We are using ES version 0.19.8 in a 10 node cluster with 30 shards.

We had an incident yesterday where the process of reallocating shards to a
node simply hung. The head console showed the node came up health, and
that two shards were in the process of being reallocated to that node.
However, no data transfer occurred (logging at target directory) and
logging showed any progress or issues from either the source nodes or the
new destination node. We were able to recover by bringing the node down
and back up. We have not see this issue again.

I am looking for advice on logging reallocation information such that we
can troubleshoot such an issue if it occurs again. Can someone recommend
settings that will give good detail on reallocation start, progress, and
completion without logging other excessive detail that fills up our logging
directories or makes it difficult to find the relevant entries in the log?

Thanks!

-John

--


(Shay Banon) #2

There isn't a low level recovery logging (i.e. log a message on each chunk of data being recovered) or things of that nature. It probably make sense to add it, just so we can more easily try and resolve something like this. Care to open an issue?

On Aug 22, 2012, at 3:54 PM, John Nader nadernader99@gmail.com wrote:

We are using ES version 0.19.8 in a 10 node cluster with 30 shards.

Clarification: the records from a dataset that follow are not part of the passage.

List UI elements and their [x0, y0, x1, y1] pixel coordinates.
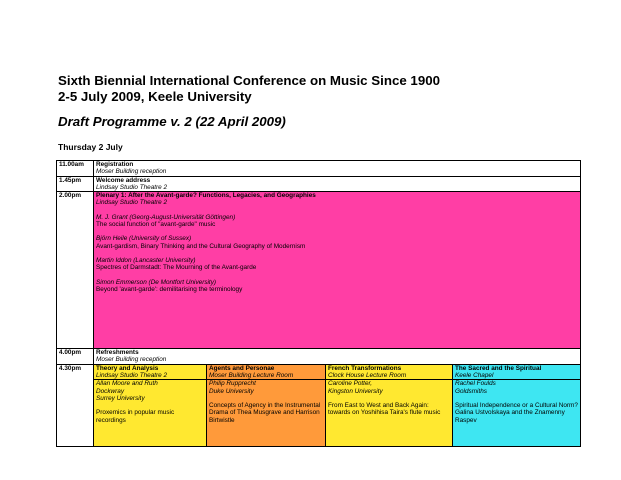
table-row — [57, 192, 581, 349]
plenary-cell — [94, 192, 581, 349]
speaker: Dockwray — [96, 387, 125, 395]
schedule-table — [56, 160, 581, 447]
speaker: Simon Emmerson (De Montfort University) — [96, 278, 217, 286]
affiliation: Goldsmiths — [455, 387, 487, 395]
table-row — [57, 176, 581, 192]
paper-title: Beyond 'avant-garde': demilitarising the terminology — [96, 285, 243, 293]
affiliation: Surrey University — [96, 394, 145, 402]
paper-title: Avant-gardism, Binary Thinking and the Cultural Geography of Modernism — [96, 242, 306, 250]
session-venue: Clock House Lecture Room — [328, 372, 407, 380]
paper-cell-sacred — [453, 380, 581, 447]
session-header-theory — [94, 364, 207, 380]
paper-title: Spiritual Independence or a Cultural Norm? Galina Ustvolskaya and the Znamenny Raspev — [455, 401, 578, 424]
paper-title: Proxemics in popular music recordings — [96, 409, 175, 424]
session-title: Refreshments — [96, 349, 139, 357]
session-header-agents — [207, 364, 326, 380]
speaker: Allan Moore and Ruth — [96, 380, 158, 388]
session-header-french — [326, 364, 453, 380]
session-title: The Sacred and the Spiritual — [455, 364, 542, 372]
session-venue: Moser Building Lecture Room — [209, 372, 294, 380]
speaker: M. J. Grant (Georg-August-Universität Göttingen) — [96, 213, 236, 221]
affiliation: Duke University — [209, 387, 254, 395]
affiliation: Kingston University — [328, 387, 383, 395]
table-row — [57, 380, 581, 447]
table-row — [57, 364, 581, 380]
session-venue: Moser Building reception — [96, 356, 167, 364]
session-venue: Lindsay Studio Theatre 2 — [96, 372, 168, 380]
programme-subtitle: Draft Programme v. 2 (22 April 2009) — [58, 114, 286, 129]
time-cell: 2.00pm — [57, 192, 94, 349]
speaker: Martin Iddon (Lancaster University) — [96, 256, 196, 264]
speaker: Philip Rupprecht — [209, 380, 256, 388]
time-cell: 4.00pm — [57, 349, 94, 365]
paper-title: Concepts of Agency in the Instrumental Drama of Thea Musgrave and Harrison Birtwistle — [209, 401, 321, 424]
conference-title: Sixth Biennial International Conference on Music Since 1900 — [58, 73, 441, 88]
paper-cell-french — [326, 380, 453, 447]
day-heading: Thursday 2 July — [58, 142, 123, 152]
session-venue: Moser Building reception — [96, 168, 167, 176]
speaker: Caroline Potter, — [328, 380, 373, 388]
paper-title: Spectres of Darmstadt: The Mourning of the Avant-garde — [96, 264, 257, 272]
time-cell: 11.00am — [57, 161, 94, 177]
session-title: Welcome address — [96, 176, 151, 184]
session-title: Registration — [96, 161, 134, 168]
registration-cell — [94, 161, 581, 177]
session-header-sacred — [453, 364, 581, 380]
session-title: Plenary 1: After the Avant-garde? Functions, Legacies, and Geographies — [96, 192, 316, 200]
session-venue: Lindsay Studio Theatre 2 — [96, 183, 168, 191]
session-title: French Transformations — [328, 364, 402, 372]
refreshments-cell — [94, 349, 581, 365]
paper-title: The social function of "avant-garde" music — [96, 221, 216, 229]
session-title: Agents and Personae — [209, 364, 275, 372]
session-venue: Keele Chapel — [455, 372, 494, 380]
paper-cell-theory — [94, 380, 207, 447]
conference-dates: 2-5 July 2009, Keele University — [58, 89, 252, 104]
time-cell: 4.30pm — [57, 364, 94, 447]
session-venue: Lindsay Studio Theatre 2 — [96, 199, 168, 207]
time-cell: 1.45pm — [57, 176, 94, 192]
paper-cell-agents — [207, 380, 326, 447]
speaker: Björn Heile (University of Sussex) — [96, 235, 192, 243]
paper-title: From East to West and Back Again: towards on Yoshihisa Taira's flute music — [328, 401, 441, 417]
welcome-cell — [94, 176, 581, 192]
session-title: Theory and Analysis — [96, 364, 159, 372]
speaker: Rachel Foulds — [455, 380, 496, 388]
table-row — [57, 349, 581, 365]
table-row — [57, 161, 581, 177]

We had an incident yesterday where the process of reallocating shards to a node simply hung. The head console showed the node came up health, and that two shards were in the process of being reallocated to that node. However, no data transfer occurred (logging at target directory) and logging showed any progress or issues from either the source nodes or the new destination node. We were able to recover by bringing the node down and back up. We have not see this issue again.

I am looking for advice on logging reallocation information such that we can troubleshoot such an issue if it occurs again. Can someone recommend settings that will give good detail on reallocation start, progress, and completion without logging other excessive detail that fills up our logging directories or makes it difficult to find the relevant entries in the log?

Thanks!

-John

--

--


(system) #3